Un manifesto che girava per le strade di Milano recita “Lavorare meno, lavorate voi!”. Una provocazione lanciata in un mondo precarizzato fatto di lavoretti, GIG economy, strategie politiche finalizzate a ridurre la settimana lavorativa e le ore lavorate.
La ricerca di maggiore tempo libero è legata a bisogni e rivendicazioni, alla percezione che, nel vissuto della realtà accelerata dell’era tecnologica, il tempo sia diventato risorsa limitata, un lusso. Maggiore tempo libero[1] dovrebbe permettere di rallentare, trovare più tempo per sé stessi e per gli altri. Nella realtà il tempo determinato tecnologicamente riempie quello libero, lo riduce a sequenze temporali istantanee, fatte di un presente continuo che si è mangiato passato, futuro e l’esperienza stessa del tempo.
Eppure, non è il tempo che ci manca, e neppure l’età!
Il tempo accelerato è frutto di scelte e pratiche quotidiane, di abitudini e dalla incapacità a cambiarle.
La colpa non è della tecnologia!
Se si abbandona il display e si sceglie la lentezza, “ogni mattina si potrebbe ascoltare l’alba e la sera il tramonto e tutto il rumore che fa, si potrebbe lasciare segni sui muri, lasciare le porte aperte perché qualcuno poi verrà” (Gianmaria Testa[2]).
Qualcuno con cui parlare, anche di tempo libero!
Note
[1] Testo scritto prima che tutto si fermasse per il Coronavirus regalando tempo libero a tutti, anche se dentro casa.

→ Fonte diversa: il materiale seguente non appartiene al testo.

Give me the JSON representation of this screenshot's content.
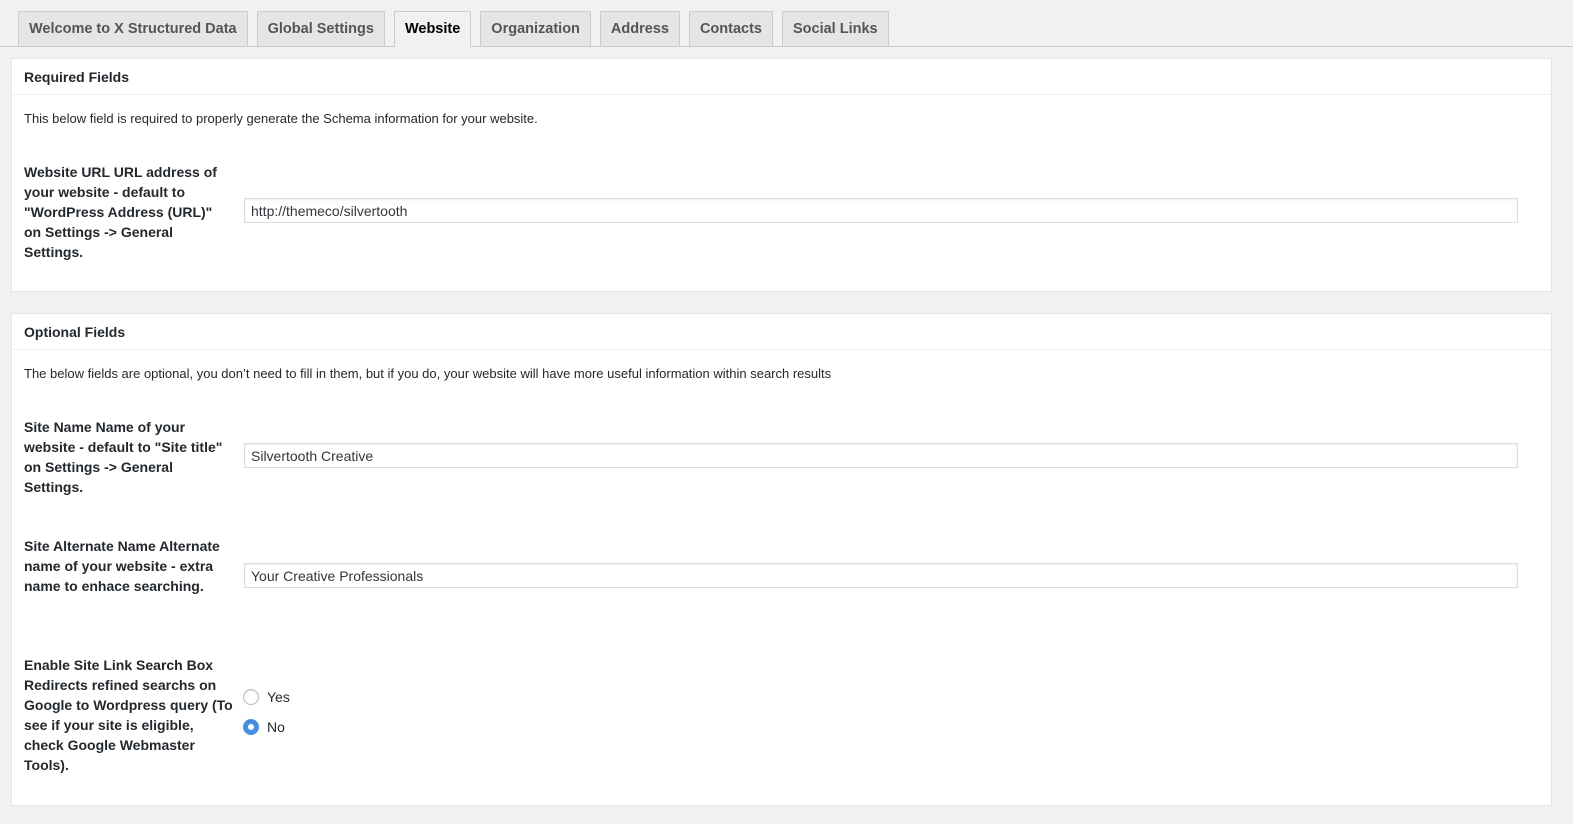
{
  "tabs": [
    {
      "label": "Welcome to X Structured Data",
      "active": false
    },
    {
      "label": "Global Settings",
      "active": false
    },
    {
      "label": "Website",
      "active": true
    },
    {
      "label": "Organization",
      "active": false
    },
    {
      "label": "Address",
      "active": false
    },
    {
      "label": "Contacts",
      "active": false
    },
    {
      "label": "Social Links",
      "active": false
    }
  ],
  "required": {
    "title": "Required Fields",
    "description": "This below field is required to properly generate the Schema information for your website.",
    "website_url": {
      "label": "Website URL URL address of your website - default to \"WordPress Address (URL)\" on Settings -> General Settings.",
      "value": "http://themeco/silvertooth"
    }
  },
  "optional": {
    "title": "Optional Fields",
    "description": "The below fields are optional, you don’t need to fill in them, but if you do, your website will have more useful information within search results",
    "site_name": {
      "label": "Site Name Name of your website - default to \"Site title\" on Settings -> General Settings.",
      "value": "Silvertooth Creative"
    },
    "site_alternate_name": {
      "label": "Site Alternate Name Alternate name of your website - extra name to enhace searching.",
      "value": "Your Creative Professionals"
    },
    "site_link_search_box": {
      "label": "Enable Site Link Search Box Redirects refined searchs on Google to Wordpress query (To see if your site is eligible, check Google Webmaster Tools).",
      "options": [
        {
          "label": "Yes",
          "checked": false
        },
        {
          "label": "No",
          "checked": true
        }
      ]
    }
  },
  "colors": {
    "accent": "#4a90e2",
    "background": "#f1f1f1",
    "panel": "#ffffff"
  }
}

[2] Gianmaria Testa, nato nel 1958 e morto nel 2016, è un cantautore italiano. Ha vissuto nelle Langhe in Piemonte, ma deve la sua famma alla Francia che lo ha scoperto per prima. Dal 1993/94 ha pubblicato nove dischi – Montgolfières (1995), Extra-Muros (1996), Lampo (1999), Il valzer di un giorno (2000), Altre Latitudini (2003), Da questa parte del mare (2006), il live “SOLO – dal vivo” (2009), Vitamia (2011) e l’ultimo il live Men at work (2013).
Tratto dal libro di Carlo Mazzucchelli La civiltà del vento al tempo del coronavirus pubblicato nella collana Technovisions di Delos Digital.